La virtud teologal de la fe es un don de Dios. Fruto de la gracia, prepara nuestra mente para aceptar los misterios revelados por Dios. Los contenidos de nuestra fe nos han sido entregados por la Iglesia a través de las Sagradas Escrituras y la tradición viva, pero la capacidad de aceptar estos misterios nos llega directamente de Dios en el acto del bautismo, o incluso antes, al momento de la conversión que lleva al bautismo.

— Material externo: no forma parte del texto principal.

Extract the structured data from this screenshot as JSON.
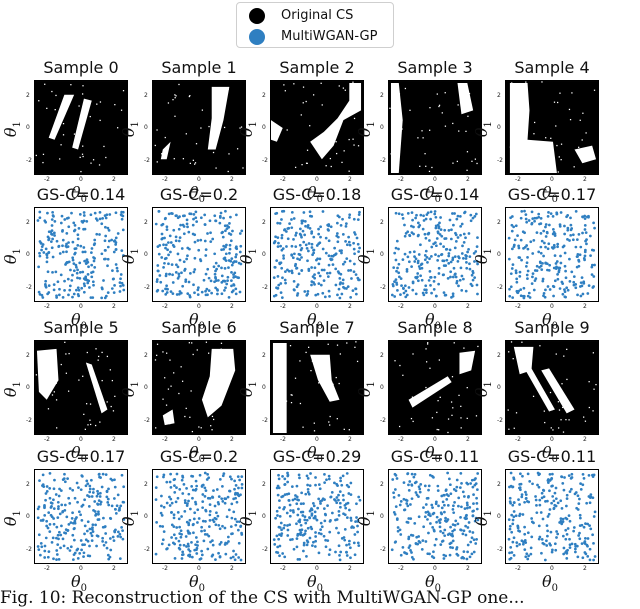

¿Por qué Dios nos dona esta virtud?
La respuesta más sencilla es que la fe nos capacita para encontrar a Dios. Pero ¿por qué Dios prefiere el encuentro por medio de la fe en vez de revelarse empleando sencillamente medios cognitivos? Después de todo la fe implica humildad intelectual, una disposición por la que el intelecto mismo, creado por Dios con un impulso intrínseco hacia la verdad, se abstiene de utilizar independientemente todos los poderes de esta guía para apoderarse de la verdad, y bajo la influencia de la voluntad, se rinde para recibirla como don. ¿Es esta, pues, una simple degradación del intelecto? Este, en definitiva, puede llegar a la verdad empleando sus propios métodos cognitivos, experimentales o filosóficos.

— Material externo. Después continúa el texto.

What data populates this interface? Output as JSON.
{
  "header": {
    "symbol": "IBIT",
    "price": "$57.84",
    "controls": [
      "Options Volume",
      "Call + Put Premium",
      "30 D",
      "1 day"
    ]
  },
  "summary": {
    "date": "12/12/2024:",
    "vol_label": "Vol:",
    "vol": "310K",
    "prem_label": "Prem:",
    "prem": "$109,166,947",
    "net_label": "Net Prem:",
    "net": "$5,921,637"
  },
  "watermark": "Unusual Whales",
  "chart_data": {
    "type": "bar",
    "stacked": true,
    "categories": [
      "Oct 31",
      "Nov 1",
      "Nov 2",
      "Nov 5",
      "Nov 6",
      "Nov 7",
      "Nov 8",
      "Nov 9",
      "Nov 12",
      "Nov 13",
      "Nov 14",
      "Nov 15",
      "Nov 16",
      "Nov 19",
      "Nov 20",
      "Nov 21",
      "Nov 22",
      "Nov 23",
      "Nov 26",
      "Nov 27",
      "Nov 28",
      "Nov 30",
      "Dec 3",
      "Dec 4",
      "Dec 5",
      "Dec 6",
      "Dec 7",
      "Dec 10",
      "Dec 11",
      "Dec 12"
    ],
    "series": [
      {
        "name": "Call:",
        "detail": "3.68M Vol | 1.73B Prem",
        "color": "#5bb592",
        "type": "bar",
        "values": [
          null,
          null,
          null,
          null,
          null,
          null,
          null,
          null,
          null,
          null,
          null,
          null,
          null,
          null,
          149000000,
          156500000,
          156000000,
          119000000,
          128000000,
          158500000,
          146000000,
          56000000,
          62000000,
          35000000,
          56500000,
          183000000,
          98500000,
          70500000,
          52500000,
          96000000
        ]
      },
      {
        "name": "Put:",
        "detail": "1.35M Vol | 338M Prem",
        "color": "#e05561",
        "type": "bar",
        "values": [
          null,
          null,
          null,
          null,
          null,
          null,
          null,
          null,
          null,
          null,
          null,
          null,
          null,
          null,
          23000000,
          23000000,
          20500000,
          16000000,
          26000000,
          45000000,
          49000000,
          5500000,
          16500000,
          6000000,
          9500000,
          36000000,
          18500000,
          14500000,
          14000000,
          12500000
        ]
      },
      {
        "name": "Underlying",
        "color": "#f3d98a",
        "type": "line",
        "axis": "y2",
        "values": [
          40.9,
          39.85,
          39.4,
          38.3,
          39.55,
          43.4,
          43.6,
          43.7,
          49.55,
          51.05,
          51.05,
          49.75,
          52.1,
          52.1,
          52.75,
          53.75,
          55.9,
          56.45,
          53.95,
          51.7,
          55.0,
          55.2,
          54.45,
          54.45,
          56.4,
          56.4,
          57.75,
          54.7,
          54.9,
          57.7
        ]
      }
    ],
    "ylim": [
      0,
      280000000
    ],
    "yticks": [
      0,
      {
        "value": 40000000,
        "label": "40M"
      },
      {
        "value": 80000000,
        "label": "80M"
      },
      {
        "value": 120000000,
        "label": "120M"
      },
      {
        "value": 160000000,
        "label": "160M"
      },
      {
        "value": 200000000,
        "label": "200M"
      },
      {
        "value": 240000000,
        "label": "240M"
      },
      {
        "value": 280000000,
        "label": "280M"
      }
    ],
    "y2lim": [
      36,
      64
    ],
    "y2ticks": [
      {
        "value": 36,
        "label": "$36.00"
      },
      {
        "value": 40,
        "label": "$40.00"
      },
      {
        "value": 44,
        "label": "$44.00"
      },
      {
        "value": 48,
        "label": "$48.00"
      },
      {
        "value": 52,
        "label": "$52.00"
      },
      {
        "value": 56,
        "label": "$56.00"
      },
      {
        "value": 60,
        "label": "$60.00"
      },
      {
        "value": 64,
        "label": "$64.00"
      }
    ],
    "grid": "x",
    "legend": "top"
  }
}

Dado que el intelecto puede alcanzar la verdad, ¿por qué debe entonces someterse a la fe, asumiendo una posición de discípulo adoctrinado por el Maestro que permanece oculto entre nubes de misterio?

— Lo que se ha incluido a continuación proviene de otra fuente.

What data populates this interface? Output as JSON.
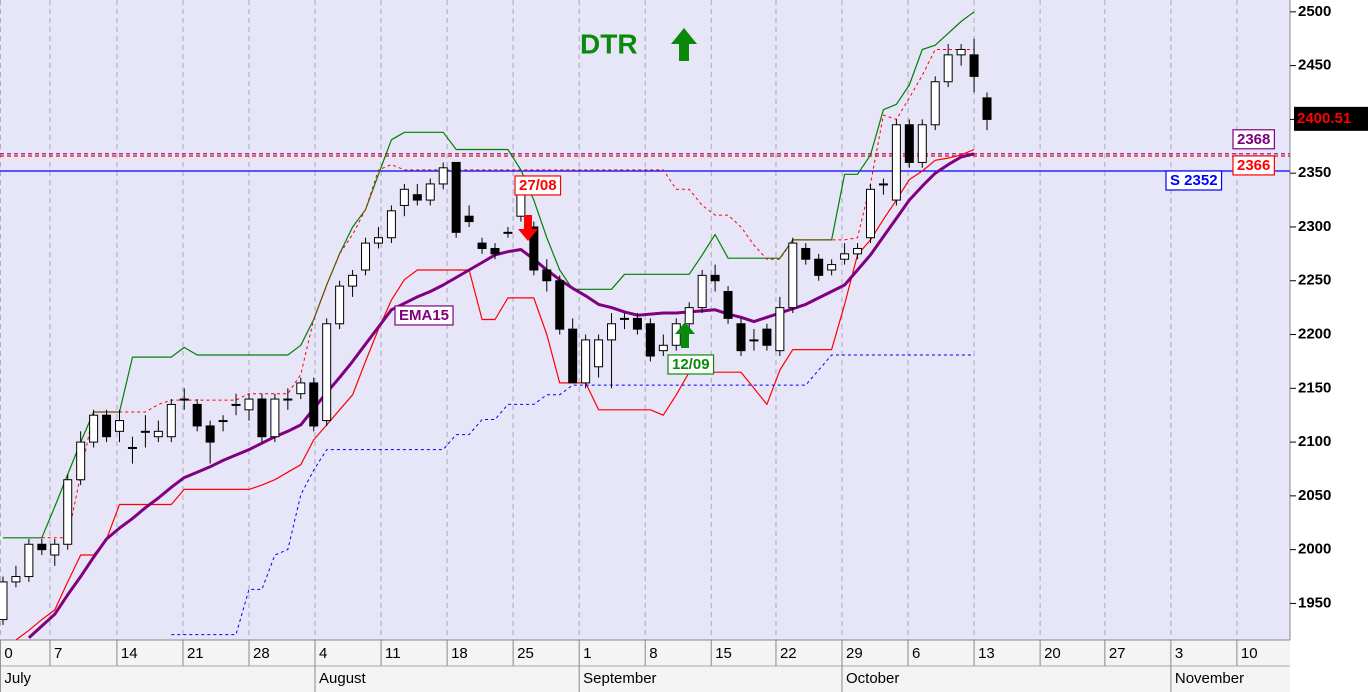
{
  "chart_data": {
    "type": "candlestick",
    "title": "DTR",
    "title_color": "#0a8a0a",
    "background": "#e6e6f8",
    "xlim": [
      -0.23,
      99.4
    ],
    "ylim": [
      1916,
      2511
    ],
    "yticks": [
      1950,
      2000,
      2050,
      2100,
      2150,
      2200,
      2250,
      2300,
      2350,
      2400,
      2450,
      2500
    ],
    "xticks": [
      {
        "value": -0.2,
        "label": "0"
      },
      {
        "value": 3.63,
        "label": "7"
      },
      {
        "value": 8.8,
        "label": "14"
      },
      {
        "value": 13.9,
        "label": "21"
      },
      {
        "value": 19.0,
        "label": "28"
      },
      {
        "value": 24.1,
        "label": "4"
      },
      {
        "value": 29.2,
        "label": "11"
      },
      {
        "value": 34.3,
        "label": "18"
      },
      {
        "value": 39.4,
        "label": "25"
      },
      {
        "value": 44.5,
        "label": "1"
      },
      {
        "value": 49.6,
        "label": "8"
      },
      {
        "value": 54.7,
        "label": "15"
      },
      {
        "value": 59.7,
        "label": "22"
      },
      {
        "value": 64.8,
        "label": "29"
      },
      {
        "value": 69.9,
        "label": "6"
      },
      {
        "value": 75.0,
        "label": "13"
      },
      {
        "value": 80.1,
        "label": "20"
      },
      {
        "value": 85.1,
        "label": "27"
      },
      {
        "value": 90.2,
        "label": "3"
      },
      {
        "value": 95.3,
        "label": "10"
      }
    ],
    "month_ticks": [
      {
        "value": -0.2,
        "label": "July"
      },
      {
        "value": 24.1,
        "label": "August"
      },
      {
        "value": 44.5,
        "label": "September"
      },
      {
        "value": 64.8,
        "label": "October"
      },
      {
        "value": 90.2,
        "label": "November"
      }
    ],
    "grid": true,
    "open": [
      1935,
      1970,
      1975,
      2005,
      1995,
      2005,
      2065,
      2100,
      2125,
      2110,
      2095,
      2110,
      2105,
      2105,
      2140,
      2135,
      2115,
      2120,
      2135,
      2130,
      2140,
      2105,
      2140,
      2145,
      2155,
      2120,
      2210,
      2245,
      2260,
      2285,
      2290,
      2320,
      2330,
      2325,
      2340,
      2360,
      2310,
      2285,
      2280,
      2295,
      2310,
      2300,
      2260,
      2250,
      2205,
      2155,
      2170,
      2195,
      2215,
      2215,
      2210,
      2185,
      2190,
      2210,
      2225,
      2255,
      2240,
      2210,
      2195,
      2205,
      2185,
      2225,
      2280,
      2270,
      2260,
      2270,
      2275,
      2290,
      2340,
      2325,
      2395,
      2360,
      2395,
      2435,
      2460,
      2460,
      2420
    ],
    "high": [
      1975,
      1985,
      2010,
      2010,
      2010,
      2070,
      2110,
      2130,
      2130,
      2130,
      2105,
      2125,
      2120,
      2140,
      2150,
      2140,
      2120,
      2125,
      2145,
      2145,
      2145,
      2145,
      2150,
      2160,
      2160,
      2215,
      2250,
      2260,
      2290,
      2300,
      2320,
      2340,
      2340,
      2345,
      2360,
      2360,
      2320,
      2290,
      2285,
      2300,
      2345,
      2305,
      2270,
      2255,
      2215,
      2200,
      2200,
      2220,
      2220,
      2220,
      2215,
      2200,
      2215,
      2230,
      2260,
      2265,
      2245,
      2215,
      2205,
      2210,
      2235,
      2290,
      2285,
      2275,
      2270,
      2285,
      2285,
      2340,
      2345,
      2400,
      2400,
      2400,
      2440,
      2470,
      2470,
      2475,
      2425
    ],
    "low": [
      1930,
      1965,
      1970,
      1995,
      1985,
      2000,
      2060,
      2095,
      2100,
      2100,
      2080,
      2095,
      2100,
      2100,
      2130,
      2110,
      2080,
      2110,
      2125,
      2120,
      2100,
      2100,
      2130,
      2140,
      2110,
      2115,
      2205,
      2235,
      2255,
      2280,
      2285,
      2310,
      2320,
      2320,
      2335,
      2290,
      2300,
      2275,
      2270,
      2290,
      2305,
      2255,
      2240,
      2200,
      2155,
      2150,
      2160,
      2150,
      2205,
      2200,
      2175,
      2180,
      2185,
      2205,
      2220,
      2240,
      2210,
      2180,
      2185,
      2185,
      2180,
      2220,
      2265,
      2250,
      2255,
      2265,
      2270,
      2285,
      2330,
      2320,
      2355,
      2355,
      2390,
      2430,
      2450,
      2425,
      2390
    ],
    "close": [
      1970,
      1975,
      2005,
      2000,
      2005,
      2065,
      2100,
      2125,
      2105,
      2120,
      2095,
      2110,
      2110,
      2135,
      2140,
      2115,
      2100,
      2120,
      2135,
      2140,
      2105,
      2140,
      2140,
      2155,
      2115,
      2210,
      2245,
      2255,
      2285,
      2290,
      2315,
      2335,
      2325,
      2340,
      2355,
      2295,
      2305,
      2280,
      2275,
      2295,
      2330,
      2260,
      2250,
      2205,
      2155,
      2195,
      2195,
      2210,
      2215,
      2205,
      2180,
      2190,
      2210,
      2225,
      2255,
      2250,
      2215,
      2185,
      2195,
      2190,
      2225,
      2285,
      2270,
      2255,
      2265,
      2275,
      2280,
      2335,
      2340,
      2395,
      2360,
      2395,
      2435,
      2460,
      2465,
      2440,
      2400
    ],
    "series": [
      {
        "color": "#008000",
        "width": 1.2,
        "dash": false,
        "values": [
          2011,
          2011,
          2011,
          2011,
          2040,
          2070,
          2100,
          2128,
          2128,
          2128,
          2179,
          2179,
          2179,
          2179,
          2188,
          2181,
          2181,
          2181,
          2181,
          2181,
          2181,
          2181,
          2181,
          2190,
          2214,
          2246,
          2275,
          2300,
          2316,
          2349,
          2381,
          2388,
          2388,
          2388,
          2388,
          2372,
          2372,
          2372,
          2372,
          2372,
          2353,
          2325,
          2290,
          2260,
          2242,
          2242,
          2242,
          2242,
          2256,
          2256,
          2256,
          2256,
          2256,
          2256,
          2274,
          2293,
          2271,
          2271,
          2271,
          2271,
          2271,
          2288,
          2288,
          2288,
          2288,
          2349,
          2349,
          2367,
          2409,
          2414,
          2432,
          2465,
          2469,
          2480,
          2491,
          2500,
          null
        ]
      },
      {
        "color": "#ff0000",
        "width": 1.2,
        "dash": false,
        "values": [
          null,
          1916,
          1925,
          1935,
          1944,
          1970,
          1995,
          1995,
          2010,
          2042,
          2042,
          2042,
          2042,
          2042,
          2056,
          2056,
          2056,
          2056,
          2056,
          2056,
          2060,
          2065,
          2072,
          2079,
          2102,
          2116,
          2130,
          2144,
          2175,
          2205,
          2232,
          2251,
          2260,
          2260,
          2260,
          2260,
          2260,
          2214,
          2214,
          2234,
          2234,
          2234,
          2200,
          2155,
          2155,
          2155,
          2130,
          2130,
          2130,
          2130,
          2130,
          2125,
          2144,
          2165,
          2165,
          2165,
          2165,
          2165,
          2150,
          2135,
          2167,
          2186,
          2186,
          2186,
          2186,
          2228,
          2274,
          2288,
          2307,
          2325,
          2344,
          2352,
          2362,
          2364,
          2367,
          2372,
          null
        ]
      },
      {
        "color": "#ff0000",
        "width": 1,
        "dash": true,
        "values": [
          null,
          null,
          null,
          2011,
          2011,
          2011,
          2070,
          2128,
          2128,
          2128,
          2128,
          2128,
          2135,
          2139,
          2139,
          2139,
          2139,
          2139,
          2139,
          2145,
          2145,
          2145,
          2145,
          2163,
          2214,
          2246,
          2275,
          2293,
          2316,
          2353,
          2358,
          2353,
          2353,
          2353,
          2353,
          2353,
          2353,
          2353,
          2353,
          2353,
          2353,
          2353,
          2353,
          2353,
          2353,
          2353,
          2353,
          2353,
          2353,
          2353,
          2353,
          2353,
          2335,
          2335,
          2320,
          2311,
          2311,
          2300,
          2283,
          2270,
          2270,
          2288,
          2288,
          2288,
          2288,
          2288,
          2290,
          2340,
          2404,
          2400,
          2420,
          2441,
          2465,
          2465,
          2465,
          2465,
          null
        ]
      },
      {
        "color": "#0000ff",
        "width": 1,
        "dash": true,
        "values": [
          null,
          null,
          null,
          null,
          null,
          null,
          null,
          null,
          null,
          null,
          null,
          null,
          null,
          1921,
          1921,
          1921,
          1921,
          1921,
          1921,
          1963,
          1963,
          1995,
          2000,
          2051,
          2074,
          2093,
          2093,
          2093,
          2093,
          2093,
          2093,
          2093,
          2093,
          2093,
          2093,
          2107,
          2107,
          2121,
          2121,
          2135,
          2135,
          2135,
          2144,
          2144,
          2153,
          2153,
          2153,
          2153,
          2153,
          2153,
          2153,
          2153,
          2153,
          2153,
          2153,
          2153,
          2153,
          2153,
          2153,
          2153,
          2153,
          2153,
          2153,
          2167,
          2181,
          2181,
          2181,
          2181,
          2181,
          2181,
          2181,
          2181,
          2181,
          2181,
          2181,
          2181,
          null
        ]
      },
      {
        "name": "EMA15",
        "color": "#800080",
        "width": 3,
        "dash": false,
        "values": [
          null,
          null,
          1918,
          1929,
          1940,
          1958,
          1975,
          1993,
          2010,
          2020,
          2029,
          2039,
          2048,
          2058,
          2067,
          2072,
          2077,
          2083,
          2088,
          2093,
          2099,
          2105,
          2110,
          2116,
          2131,
          2146,
          2160,
          2175,
          2191,
          2207,
          2223,
          2229,
          2235,
          2240,
          2246,
          2253,
          2260,
          2267,
          2274,
          2277,
          2279,
          2270,
          2260,
          2251,
          2243,
          2236,
          2228,
          2225,
          2221,
          2218,
          2219,
          2220,
          2220,
          2221,
          2222,
          2223,
          2219,
          2216,
          2212,
          2216,
          2220,
          2224,
          2228,
          2234,
          2240,
          2246,
          2260,
          2274,
          2291,
          2308,
          2325,
          2338,
          2350,
          2358,
          2365,
          2368,
          null
        ]
      }
    ],
    "hlines": [
      {
        "value": 2352,
        "label": "S 2352",
        "color": "#0000ff",
        "dash": false
      },
      {
        "value": 2368,
        "color": "#800080",
        "dash": true
      },
      {
        "value": 2366,
        "color": "#ff0000",
        "dash": true
      }
    ],
    "last_price": 2400.51,
    "annotations": [
      {
        "text": "27/08",
        "color": "#ff0000",
        "arrow": "down"
      },
      {
        "text": "12/09",
        "color": "#0a8a0a",
        "arrow": "up"
      }
    ]
  }
}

La respuesta a esta pregunta puede hallarse sencillamente en la experiencia humana. En nuestras relaciones no procedemos basándonos simplemente en conocimientos científicos. Confiamos. Donde existe confianza, hay apertura hacia el otro, hay espacio para el amor. Los conocimientos científicos no generan amor. Pero sí lo hace la confianza. Dios, por ende, ocultándose en el misterio que puede ser revelado solo por medio de la fe, nos revela un rostro humano.
Mientras nos acercamos a Dios por medio de la fe, vamos aprendiendo cómo confiar en El y amarlo. Descubrimos que Dios no es una simple respuesta a las preguntas sobre la existencia humana o cósmica. Dios es un padre que espera nuestra confianza y nuestro amor.
La humildad intelectual en la fe no debe, por tanto, entenderse peyorativamente. Es una extensión del intelecto hacia el vital encuentro con Dios, que al mismo tiempo deja intacta las capacidades intelectuales. La fe no obnubila el intelecto; nos permite simplemente ver mejor, para unir el conocimiento obtenido por medio de la filosofía con el recibido a través de la revelación, con el propósito de alcanzar la verdad que el intelecto, por sí solo, no podría alcanzar.
La precisión de la lengua latina nos permite distinguir tres niveles de fe.
En primer lugar encontramos la creencia que Dios existe - credo Deum esse. Esta creencia no se traduce aún en una relación personal con Dios. Muchas personas aceptan la existencia de Dios, pero no llegan a sentirse turbados por Su presencia en la vida diaria.
Le sigue la aceptación del principio que Dios es verdad, creer o confiar en la palabra de Dios - credo Deo. Esta es una actitud que acepta el hecho que Dios haya hablado, que su palabra contenga importantes verdades. Esta creencia puede no superar el nivel de una simple declaración.
Existe, por fin, la creencia en Dios - credo in Deum, subrayado el en, que expresa movimiento. Creer en o mejor dicho hacia Dios significa asumir todas las energías del alma y dirigirlas hacia Dios. Esta forma suprema de fe está constituida por la caridad. La fe en estos niveles no acepta simplemente la existencia de Dios y su veracidad, sino que reorganiza la vida de tal modo que Dios se transforma en el principio más importante. Todo lo sentido, dicho o hecho ha sido realizado concentrándose en Dios, confiando en Su presencia, ayuda y amor.
Es esta la fe que Dios espera de nosotros, porque es precisamente esta fe la que conduce al encuentro entre el Padre Eterno y sus confiados hijos. Dios no necesita de nuestra labor, pero espera con paciencia que nuestros corazones recuperen confianza en Su gracia, reciban Su amor en las actividades diarias y acepten el misterio de Su presencia en nuestras vidas.
Se debe de todas formas recordar que no es suficiente declarar nuestra fe. Debemos confesarla, cuando nuestra fe aumenta, cuando permitimos al inefable misterio de Dios penetrar en nuestras vidas, en nuestros pensamientos, sentimientos y decisiones. No existen límites para el crecimiento de la fe, porque no hay límites en la propensión hacia Dios, que es y permanecerá siendo un misterio como el misterio de Pedro cuando fue invitado a confiar, mientras Él caminaba sobre las aguas.